In various years refined products were pumped from the Tremley Tank Farm to the property line between it and the Buckeye Pipe Line Terminal, at which point it entered pipe lines owned by Buckeye. The only transportation of oil in pipe lines under the control of plaintiff was, therefore, completely on its own premises and thus not subject to taxation.
In various years fuel oil was moved from plaintiff's Linden area across the property line between it and the American Cyanamid Company into tanks owned by the American Cyanamid Company some 42 feet within the property of American Cyanamid Company. While this distance is comparatively slight, it cannot in any way be said that the movement was on the premises of plaintiff. For those 42 feet the pipe line was utilized as a pipe line of a common carrier and thus the tax was properly collected.
Accordingly, with the exception of this last category none of the transactions for which taxes were collected were properly taxable, and on the merits plaintiff is entitled to a refund.

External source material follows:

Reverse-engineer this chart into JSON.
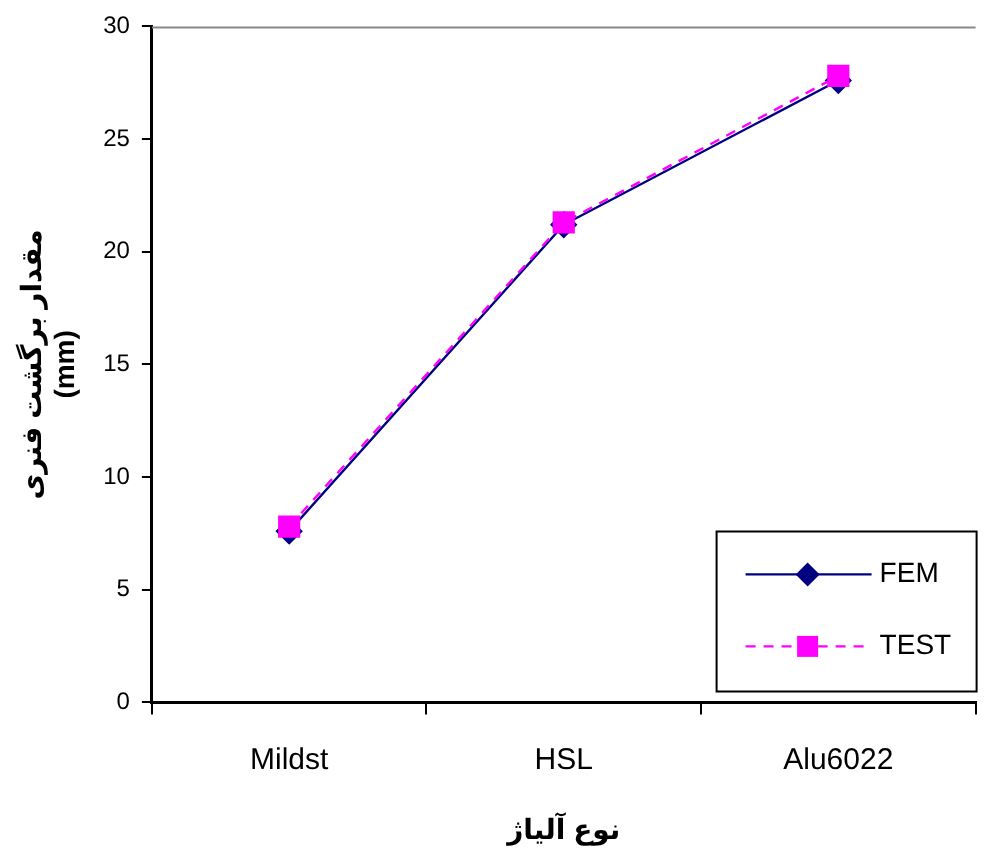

One procedural argument advanced by the Government must, however, be met. In seeking these tax refunds administratively plaintiff, in its claims, relied on the following grounds:
'The deponent verily believes that his claim should be allowed for the following reasons: That the tax paid above was imposed on the movements of crude petroleum and products thereof through company-owned and operated pipelines occupying easements, right of way, etc., connecting the taxpayer's refinery at Linden, New Jersey, with its Tremley Tank Farm at Linden, and that such easements, etc., are a part of the Linden Refinery premises and that movements of crude petroleum and products thereof within the premises of a refinery are specifically exempt from this tax under Section 3460 of the Internal Revenue Code, TD 5190 and regulations 42, Section 130.21, 130.33, 130.26 and other relevant sections.'
Probably the rather unusual wording of the claims was utilized in an attempt to bring the cases within the theory, rejected herein, that certain processing is necessary in connection with the movement to bring into play the exemption. Be that as it may, it is clear that all the relevant facts were before the Collectors when they rejected the claims and, thus, I am acting within my power in reversing the determinations even if the wording of the claims might imply a right to recovery on a different theory than the theory relied upon by me (Scovill Manufacturing Company v. Fitzpatrick, 2 Cir., 1954, 215 F.2d 567).